Dans notre église, il n’est pas rare, en effet, que des pasteurs et des enseignants qui se sont comportés de façon immorale soient simplement mutés. J’en ai connu certains. Un prédicateur célèbre qui a eu un enfant hors mariage a été réintégré dans le ministère parce que, selon les paroles d’un président de fédération: «Il est un prédicateur trop talentueux, et il peut faire grandir une église!»
Il y avait peut-être de bonnes raisons de pardonner à ce pasteur et de lui redonner accès à la chaire. Mais comparez le pardon qu’il a reçu, de la part de ces mêmes dirigeants d’église, avec le rejet frénétique de Saša Gunjević. Dans le cas de Saša, ils ont utilisé, pour le condamner, le plus gros mégaphone à leur disposition; mais ils sont restés muets comme des pierres au sujet d’un dirigeant africain qui a publiquement soutenu la peine de mort au nom de l’Eglise adventiste du septième jour.
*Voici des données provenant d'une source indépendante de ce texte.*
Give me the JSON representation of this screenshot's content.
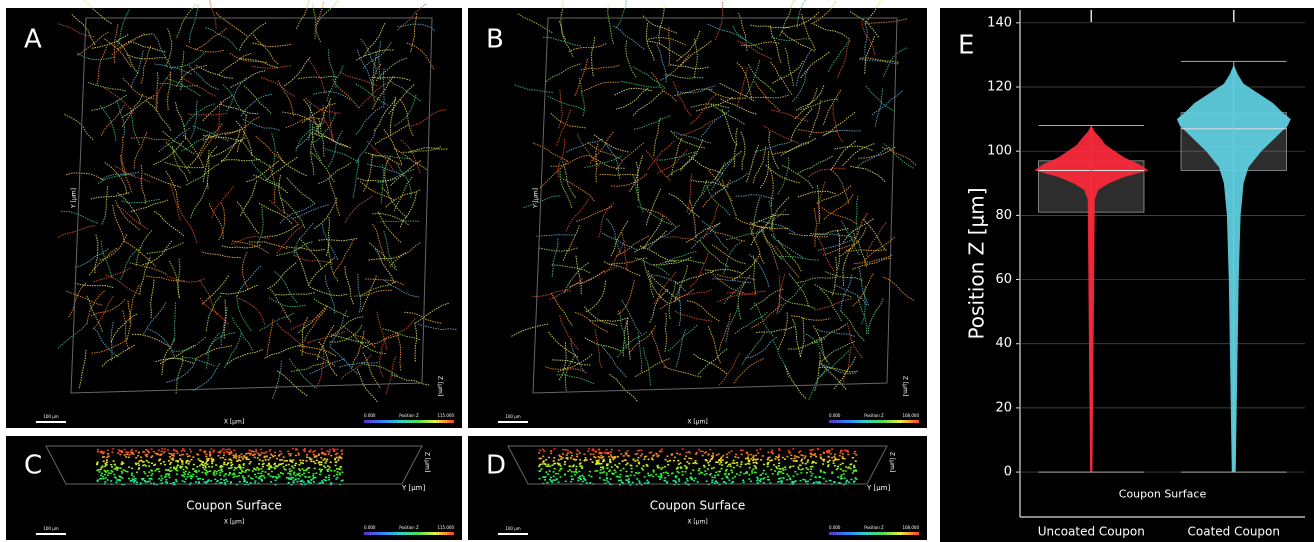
{
  "panels": [
    {
      "label": "A",
      "x_axis": "X [µm]",
      "y_axis": "Y [µm]",
      "z_axis": "Z [µm]",
      "scale_bar": "100 µm",
      "colorbar_min": "0.000",
      "colorbar_title": "Position Z",
      "colorbar_max": "115.000"
    },
    {
      "label": "B",
      "x_axis": "X [µm]",
      "y_axis": "Y [µm]",
      "z_axis": "Z [µm]",
      "scale_bar": "100 µm",
      "colorbar_min": "0.000",
      "colorbar_title": "Position Z",
      "colorbar_max": "108.000"
    },
    {
      "label": "C",
      "caption": "Coupon Surface",
      "x_axis": "X [µm]",
      "y_axis": "Y [µm]",
      "z_axis": "Z [µm]",
      "scale_bar": "100 µm",
      "colorbar_min": "0.000",
      "colorbar_title": "Position Z",
      "colorbar_max": "115.000"
    },
    {
      "label": "D",
      "caption": "Coupon Surface",
      "x_axis": "X [µm]",
      "y_axis": "Y [µm]",
      "z_axis": "Z [µm]",
      "scale_bar": "100 µm",
      "colorbar_min": "0.000",
      "colorbar_title": "Position Z",
      "colorbar_max": "108.000"
    }
  ],
  "chart_data": {
    "type": "violin",
    "panel_label": "E",
    "ylabel": "Position Z [µm]",
    "annotation": "Coupon Surface",
    "categories": [
      "Uncoated Coupon",
      "Coated Coupon"
    ],
    "ylim": [
      -14,
      144
    ],
    "yticks": [
      0,
      20,
      40,
      60,
      80,
      100,
      120,
      140
    ],
    "grid": true,
    "violins": [
      {
        "color": "#ff2a3c",
        "whisker_low": 0,
        "q1": 81,
        "median": 94,
        "q3": 97,
        "whisker_high": 108,
        "density_y": [
          0,
          40,
          85,
          88,
          90,
          92,
          94,
          96,
          98,
          100,
          102,
          104,
          106,
          108
        ],
        "density": [
          1,
          2,
          3,
          6,
          15,
          28,
          48,
          40,
          28,
          20,
          12,
          8,
          3,
          0
        ]
      },
      {
        "color": "#5fd3e4",
        "whisker_low": 0,
        "q1": 94,
        "median": 107,
        "q3": 112,
        "whisker_high": 128,
        "density_y": [
          0,
          40,
          60,
          80,
          90,
          95,
          100,
          105,
          108,
          110,
          112,
          115,
          118,
          121,
          124,
          127
        ],
        "density": [
          2,
          4,
          5,
          7,
          10,
          15,
          28,
          45,
          55,
          58,
          50,
          40,
          25,
          10,
          4,
          0
        ]
      }
    ]
  }
}
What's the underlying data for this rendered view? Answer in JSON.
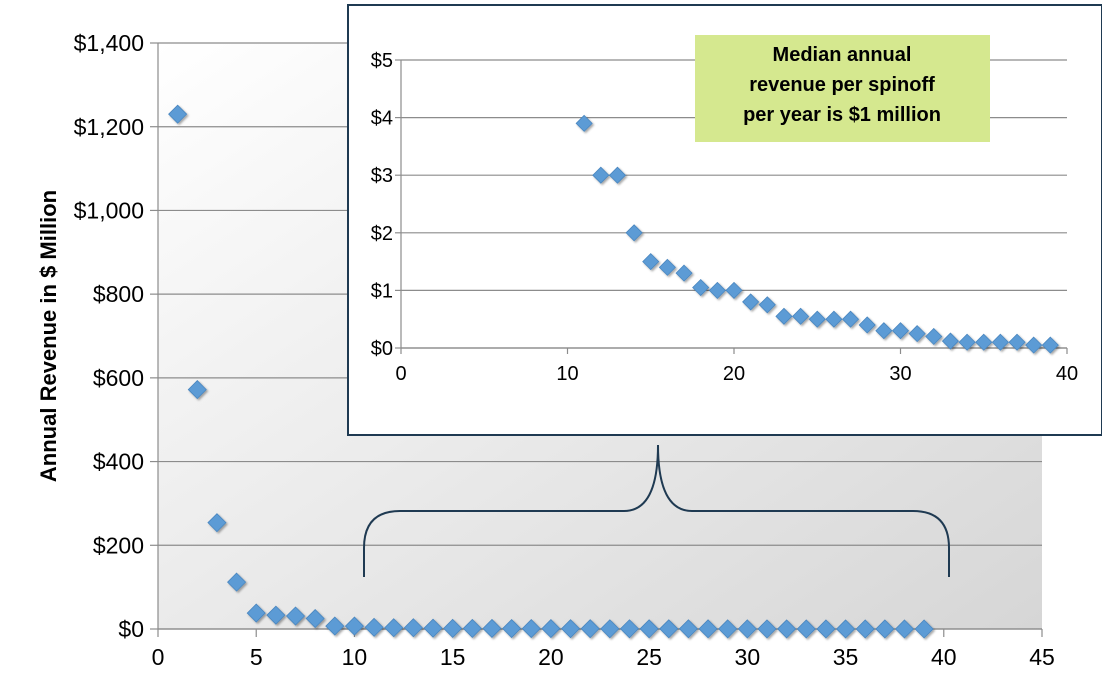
{
  "chart_data": [
    {
      "type": "scatter",
      "ylabel": "Annual Revenue in $ Million",
      "xlim": [
        0,
        45
      ],
      "ylim": [
        0,
        1400
      ],
      "x_ticks": [
        "0",
        "5",
        "10",
        "15",
        "20",
        "25",
        "30",
        "35",
        "40",
        "45"
      ],
      "y_ticks": [
        "$0",
        "$200",
        "$400",
        "$600",
        "$800",
        "$1,000",
        "$1,200",
        "$1,400"
      ],
      "grid": true,
      "marker_color": "#5b9bd5",
      "x": [
        1,
        2,
        3,
        4,
        5,
        6,
        7,
        8,
        9,
        10,
        11,
        12,
        13,
        14,
        15,
        16,
        17,
        18,
        19,
        20,
        21,
        22,
        23,
        24,
        25,
        26,
        27,
        28,
        29,
        30,
        31,
        32,
        33,
        34,
        35,
        36,
        37,
        38,
        39
      ],
      "y": [
        1230,
        572,
        254,
        112,
        38,
        33,
        31,
        25,
        7,
        7,
        3.9,
        3,
        3,
        2,
        1.5,
        1.4,
        1.3,
        1.05,
        1,
        1,
        0.8,
        0.75,
        0.55,
        0.55,
        0.5,
        0.5,
        0.5,
        0.4,
        0.3,
        0.3,
        0.25,
        0.2,
        0.12,
        0.1,
        0.1,
        0.1,
        0.1,
        0.05,
        0.05
      ]
    },
    {
      "type": "scatter",
      "xlim": [
        0,
        40
      ],
      "ylim": [
        0,
        5
      ],
      "x_ticks": [
        "0",
        "10",
        "20",
        "30",
        "40"
      ],
      "y_ticks": [
        "$0",
        "$1",
        "$2",
        "$3",
        "$4",
        "$5"
      ],
      "grid": true,
      "marker_color": "#5b9bd5",
      "x": [
        11,
        12,
        13,
        14,
        15,
        16,
        17,
        18,
        19,
        20,
        21,
        22,
        23,
        24,
        25,
        26,
        27,
        28,
        29,
        30,
        31,
        32,
        33,
        34,
        35,
        36,
        37,
        38,
        39
      ],
      "y": [
        3.9,
        3,
        3,
        2,
        1.5,
        1.4,
        1.3,
        1.05,
        1,
        1,
        0.8,
        0.75,
        0.55,
        0.55,
        0.5,
        0.5,
        0.5,
        0.4,
        0.3,
        0.3,
        0.25,
        0.2,
        0.12,
        0.1,
        0.1,
        0.1,
        0.1,
        0.05,
        0.05
      ],
      "annotation": {
        "lines": [
          "Median annual",
          "revenue per spinoff",
          "per year is $1 million"
        ],
        "background": "#d5e88f"
      }
    }
  ]
}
S’il vous plaît, quelqu’un peut-il m’expliquer cela?
Un leadership éthique courageux
Les dirigeants de l’église ne devraient pas seulement avoir pour mission de créer des mesures qui protègent l’organisation; de répéter des interprétations traditionnelles et simplistes de la Bible et d’Ellen White; de gouverner l’église dans le but de plaire à ses donateurs les plus généreux. Nous devrions viser à quelque chose de plus noble: un leadership courageux qui s’exprime dans des prises de décision courageuses.
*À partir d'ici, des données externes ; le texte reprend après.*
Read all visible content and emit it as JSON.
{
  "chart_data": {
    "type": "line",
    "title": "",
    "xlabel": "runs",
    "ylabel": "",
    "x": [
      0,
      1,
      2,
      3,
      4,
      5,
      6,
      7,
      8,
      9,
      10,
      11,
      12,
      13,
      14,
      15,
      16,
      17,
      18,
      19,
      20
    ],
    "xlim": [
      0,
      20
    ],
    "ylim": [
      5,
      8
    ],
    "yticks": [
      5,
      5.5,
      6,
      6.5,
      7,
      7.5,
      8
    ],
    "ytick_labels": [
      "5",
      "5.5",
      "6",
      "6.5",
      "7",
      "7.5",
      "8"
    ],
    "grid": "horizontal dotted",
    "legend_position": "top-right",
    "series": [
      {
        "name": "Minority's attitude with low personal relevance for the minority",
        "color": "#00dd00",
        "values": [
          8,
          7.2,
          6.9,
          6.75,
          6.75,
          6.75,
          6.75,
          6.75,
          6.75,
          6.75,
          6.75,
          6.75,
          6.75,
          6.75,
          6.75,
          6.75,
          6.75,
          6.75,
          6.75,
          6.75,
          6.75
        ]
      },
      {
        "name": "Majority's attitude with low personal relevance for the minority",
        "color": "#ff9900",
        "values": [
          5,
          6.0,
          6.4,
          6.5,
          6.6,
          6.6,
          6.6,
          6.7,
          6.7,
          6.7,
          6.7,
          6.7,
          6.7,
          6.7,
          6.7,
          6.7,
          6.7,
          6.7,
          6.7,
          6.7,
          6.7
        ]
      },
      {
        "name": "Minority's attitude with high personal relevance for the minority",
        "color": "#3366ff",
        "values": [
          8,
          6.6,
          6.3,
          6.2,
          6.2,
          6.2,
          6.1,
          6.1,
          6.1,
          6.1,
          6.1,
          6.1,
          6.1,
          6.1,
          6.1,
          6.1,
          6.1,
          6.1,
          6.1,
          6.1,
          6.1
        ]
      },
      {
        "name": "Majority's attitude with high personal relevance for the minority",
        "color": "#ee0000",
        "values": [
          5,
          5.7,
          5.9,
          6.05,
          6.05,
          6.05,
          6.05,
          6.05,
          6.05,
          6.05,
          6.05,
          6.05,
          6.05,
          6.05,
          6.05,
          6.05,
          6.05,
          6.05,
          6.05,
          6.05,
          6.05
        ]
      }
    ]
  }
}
S’il vous plaît, ne me dites pas que nous, les adventistes, n’avons pas de précédents dans ce domaine. La Bible approuve l’esclavage; nos pionniers l’ont fermement rejeté. La Bible considère la polygamie comme un mode familial acceptable; nos pionniers ne l’ont pas fait. La Bible ne dit rien en ce qui concerne le tabac; nos pionniers l’ont reconnu comme nocif et ont fait de son abstention un prérequis pour devenir membre d’église. La Bible est muette sur l’avortement; l’église a pris ses propres décisions éthiques sur le sujet.
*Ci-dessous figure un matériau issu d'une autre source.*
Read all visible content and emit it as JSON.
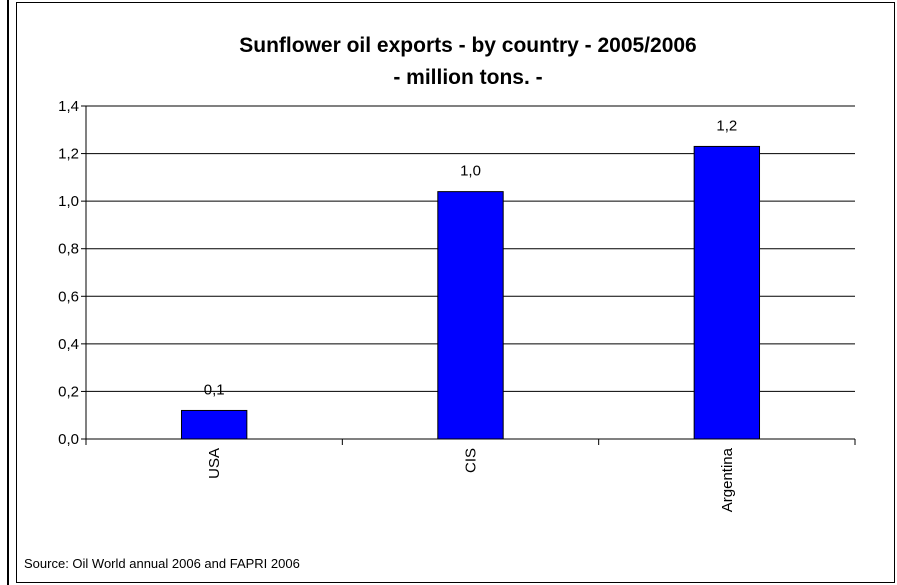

Et il existe de nombreux autres exemples. Je suis simplement en train de dire que nous, les adventistes, savons (ou avons su, dans le passé) faire la distinction entre ce qui est biblique et ce qui est juste. Sommes-nous maintenant devenus trop importants, trop «organisés» pour faire ce qui est juste?
Si mon église souhaite conserver, en son sein, de nouvelles générations d’adventistes au-delà de celle-ci, elle doit faire face à ces hypocrisies ahurissantes.
Loren Seibold est le rédacteur en chef d’Adventist Today et le leader/pasteur d’Adventist Today Sabbath Seminar. La version anglaise de cet article est parue le 7 avril 2023 sur le site d’Adventist Today. La version de la Bible utilisée dans cette traduction est la Segond 21.